I had recited six times the adverse impact on development by time the fire happened Oct. 26, 1993, before I noticed the non-native Tamarisk growing along the side of upper Bluebird Canyon Drive. The same coastal sage scrub, which provided much of the vegetative fuel for the Laguna fire, was now harboring an exotic intruder. A small footnote, among many, that I filed away as a guide for the 37th annual Charm House Tour.
Village Laguna’s mission statement is “To preserve and enhance the unique village character of Laguna Beach.” Lofty goals, as we all consider Laguna a special place to live or visit, and want to keep it that way.
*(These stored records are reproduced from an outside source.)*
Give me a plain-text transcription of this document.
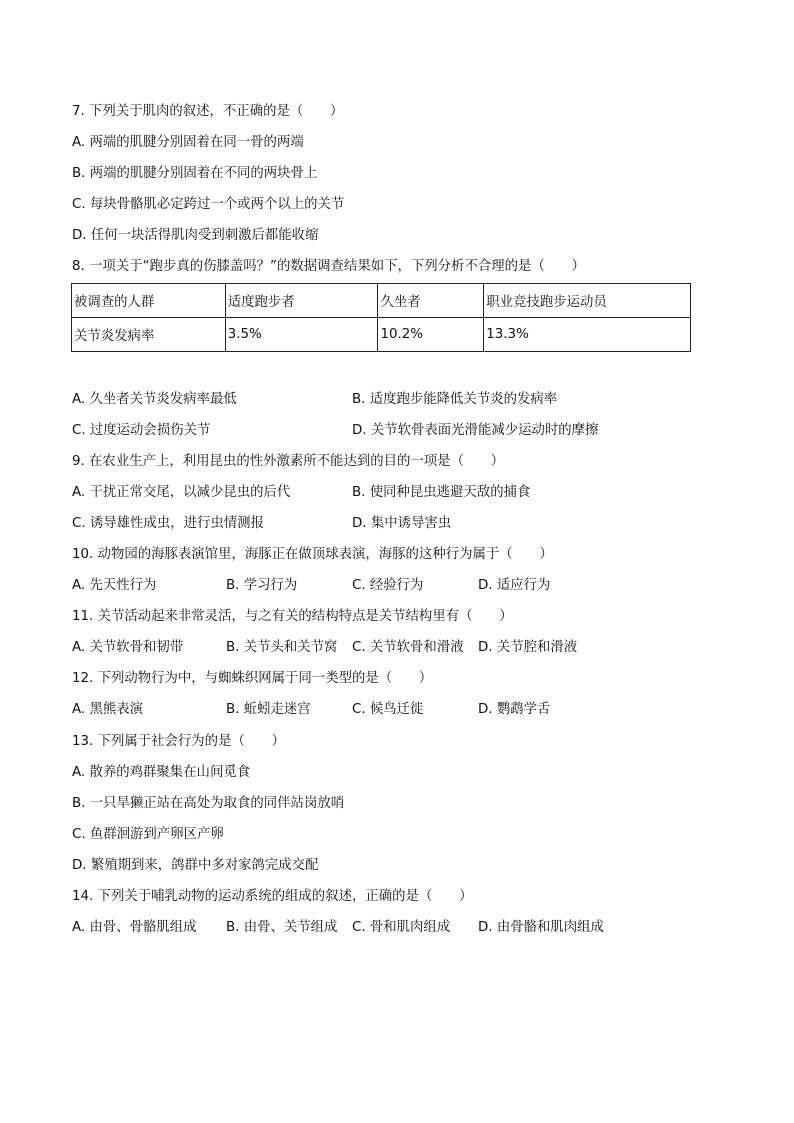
7. 下列关于肌肉的叙述，不正确的是（　　）
A. 两端的肌腱分别固着在同一骨的两端
B. 两端的肌腱分别固着在不同的两块骨上
C. 每块骨骼肌必定跨过一个或两个以上的关节
D. 任何一块活得肌肉受到刺激后都能收缩
8. 一项关于“跑步真的伤膝盖吗？”的数据调查结果如下，下列分析不合理的是（　　）
被调查的人群	适度跑步者	久坐者	职业竞技跑步运动员
关节炎发病率	3.5%	10.2%	13.3%
A. 久坐者关节炎发病率最低	B. 适度跑步能降低关节炎的发病率
C. 过度运动会损伤关节	D. 关节软骨表面光滑能减少运动时的摩擦
9. 在农业生产上，利用昆虫的性外激素所不能达到的目的一项是（　　）
A. 干扰正常交尾，以减少昆虫的后代	B. 使同种昆虫逃避天敌的捕食
C. 诱导雄性成虫，进行虫情测报	D. 集中诱导害虫
10. 动物园的海豚表演馆里，海豚正在做顶球表演，海豚的这种行为属于（　　）
A. 先天性行为	B. 学习行为	C. 经验行为	D. 适应行为
11. 关节活动起来非常灵活，与之有关的结构特点是关节结构里有（　　）
A. 关节软骨和韧带	B. 关节头和关节窝 C. 关节软骨和滑液 D. 关节腔和滑液
12. 下列动物行为中，与蜘蛛织网属于同一类型的是（　　）
A. 黑熊表演	B. 蚯蚓走迷宫	C. 候鸟迁徙	D. 鹦鹉学舌
13. 下列属于社会行为的是（　　）
A. 散养的鸡群聚集在山间觅食
B. 一只旱獭正站在高处为取食的同伴站岗放哨
C. 鱼群洄游到产卵区产卵
D. 繁殖期到来，鸽群中多对家鸽完成交配
14. 下列关于哺乳动物的运动系统的组成的叙述，正确的是（　　）
A. 由骨、骨骼肌组成 B. 由骨、关节组成 C. 骨和肌肉组成 D. 由骨骼和肌肉组成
However, I also believe that we have the right to develop our property reasonably . . . but I’ll save that thought for a Thursday evening.
Village Laguna board member John Monahan gave me a script featuring Eucalyptus, a love triangle, and why Laguna doesn’t have a First Street. These anecdotes and more kept my audience intrigued or at least mildly interested. As I recited stories, I enjoyed Laguna’s lovely, natural landscape, particularly on Rim Rock Canyon.
Sycamore adorns many gardens throughout the village. Native to our locale, these trees are well tended and graceful. Clearly, their robust growth is attributable to irrigated conditions, as sycamores growing in wild space often appear stunted in comparison.
Tamarisk is just beginning to show its pink blossoms. Its aggressive roots and invasive character displace native vegetation, and it’s being eradicated in many scenic preserves.
The colorful Gold Medallion tree from Brazil is not considered a threat to our chaparral. Its deep yellow flowers will be showy throughout the summer.
Two natives, Blue Elderberry and Chaparral Mallow are blooming profusely. The elderberry has creamy flowers and will form berries, which can be harvested to produce the famous wine. The mallow has arching branches covered with pale pink flowers.
Toyon is abundant on Park Avenue and throughout the coastal sage scrub in Laguna. Small white flowers are just forming, to be followed by red berries that persist through the holidays. This shrub is an important food source for bees and birds.
Five hours later, my duties as a bus guide ended. It was fun renewing acquaintances and making new friends. Perhaps next year, we’ll even visit a home in Diamond Crestview.